At the same time, other parents—and my in-laws—swear that their kids became good sleepers because the family never restricted noise around them and the babies learned to sleep through anything.
So who’s right? Here’s what you need to know.
The benefits of white noise
Although it’s counterintuitive, most newborns sleep better with noise in the background than they do in silence.
“The infant has spent those many months in the womb, and they would have heard a sort of shushing, swishing sound inside,” says Robyn Stremler, a nurse, sleep researcher and associate professor at the University of Toronto. “White noise can help to mimic that.”

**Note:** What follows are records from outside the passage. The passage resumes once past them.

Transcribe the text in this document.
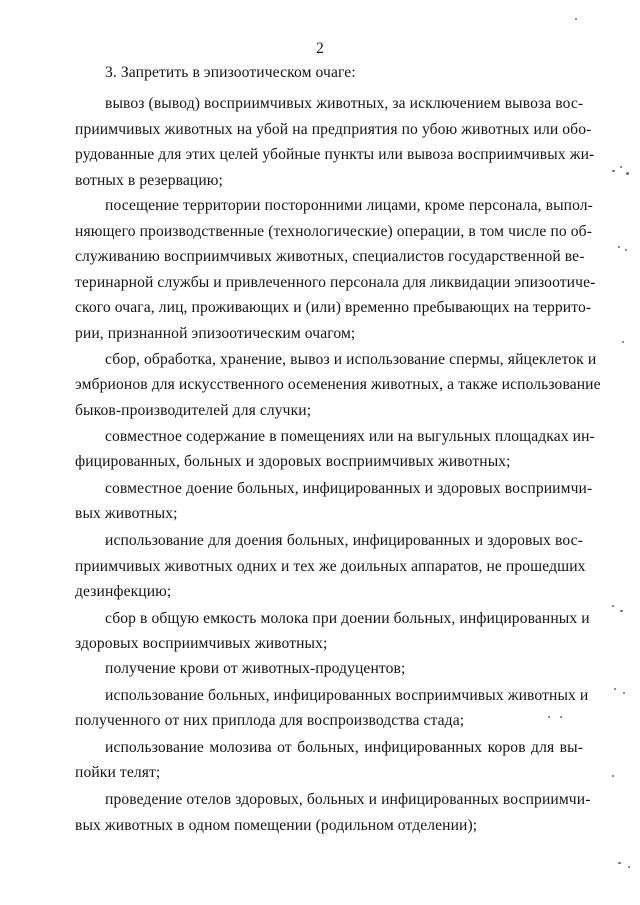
2
3. Запретить в эпизоотическом очаге:
вывоз (вывод) восприимчивых животных, за исключением вывоза вос-
приимчивых животных на убой на предприятия по убою животных или обо-
рудованные для этих целей убойные пункты или вывоза восприимчивых жи-
вотных в резервацию;
посещение территории посторонними лицами, кроме персонала, выпол-
няющего производственные (технологические) операции, в том числе по об-
служиванию восприимчивых животных, специалистов государственной ве-
теринарной службы и привлеченного персонала для ликвидации эпизоотиче-
ского очага, лиц, проживающих и (или) временно пребывающих на террито-
рии, признанной эпизоотическим очагом;
сбор, обработка, хранение, вывоз и использование спермы, яйцеклеток и
эмбрионов для искусственного осеменения животных, а также использование
быков-производителей для случки;
совместное содержание в помещениях или на выгульных площадках ин-
фицированных, больных и здоровых восприимчивых животных;
совместное доение больных, инфицированных и здоровых восприимчи-
вых животных;
использование для доения больных, инфицированных и здоровых вос-
приимчивых животных одних и тех же доильных аппаратов, не прошедших
дезинфекцию;
сбор в общую емкость молока при доении больных, инфицированных и
здоровых восприимчивых животных;
получение крови от животных-продуцентов;
использование больных, инфицированных восприимчивых животных и
полученного от них приплода для воспроизводства стада;
использование молозива от больных, инфицированных коров для вы-
пойки телят;
проведение отелов здоровых, больных и инфицированных восприимчи-
вых животных в одном помещении (родильном отделении);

One small study published in the BMJ (formerly known as the British Medical Journal) found that newborns who fall asleep in rooms with white noise are more likely to fall asleep within five minutes and that they sleep longer stretches while it’s on.
Not all babies will need that noise as they grow into toddlers—it seems to depend on the child’s temperament, says Wendy Hall, a sleep specialist and professor emerita in UBC’s School of Nursing. “You could put some kids to sleep in the middle of a loud dinner party and they’d sleep,” she says. “But often the families I work with will tell me they have a child that is an incredibly light sleeper, and they will wake up when there’s any noise around them, even if they’re sound asleep.”
If you live in a smaller space or a noisier neighbourhood, white noise can help mask the sudden bursts of sounds that wake kids up, like loud traffic or a sibling yelling.
Is “pink noise” better than white?
White noise includes the whole spectrum of sound—from very low noises to very high ones. The whirr of a fan or static from a radio set between stations are both examples of white noise. Pink noise includes fewer of the high frequencies and is common in nature—wind, rain or a heartbeat are all pink noise. But it’s important to look for sounds that are consistent, like rainfall, rather than recordings that contain bursts of noise, like periodically whooshing ocean waves, whale sounds or crickets chirping, which might startle a baby awake.
Some people find it difficult to sleep when listening to the hiss of white noise and prefer instead the more neutral sound of pink noise. There is quite a bit of evidence to suggest pink noise can be beneficial. “Studies report that people fall asleep faster and move into deeper, non-REM sleep more quickly and for longer if they’re exposed to pink noise,” says Hall.
A 2012 study published in the Journal of Theoretical Biology, for example, found that when adults slept with pink noise, their brainwaves changed and they spent more time in deep sleep. Another found that using pink noise during sleep helped boost adults’ memory. Hall points out important caveats, though: These are smaller studies, and they look at adults, not kids. They also compare pink noise to silence, not to white noise.
No matter what kind of noise you choose, if any, there’s the risk of hearing damage if it’s too loud. A study from researchers at Toronto’s Hospital for Sick Children found that many white noise machines go up to unsafe levels, with some maxing out at 85 decibels—that’s as loud as a hair dryer. Having the machine on that loud puts babies at risk for hearing loss over time. The researchers recommend parents put the machine as far away from baby’s bed as possible and to keep the volume low—ideally to 50 decibels (about as loud as a regular conversation). And pink noise is likely safer, says Hall. “It’s at the lower-frequency end of the spectrum, and because the human ear is less sensitive to low-frequency sounds than it is to high-frequency sounds, it has less potential to harm your hearing.”
The SickKids researchers also recommend setting the white noise machine to shut off after the baby falls asleep, though Hall says that’s not reasonable, since babies who fall asleep with noise will need to hear the sound throughout the night as well. “Your child’s going to wake up looking for that sound if it isn’t there,” she explains. When you turn on white or pink noise at bedtime, babies form form a sleep association with it—in other words, they’ll always need it to fall asleep. That’s not necessarily a bad thing, says Stremler, because it’s very common for babies to form a sleep association with something that happens before bedtime.
“There are lots of things kids can associate with sleep: being rocked, breastfeeding, twirling Mom’s hair,” she says. White and pink noise, which don’t require much from the parents, isn’t so bad in comparison.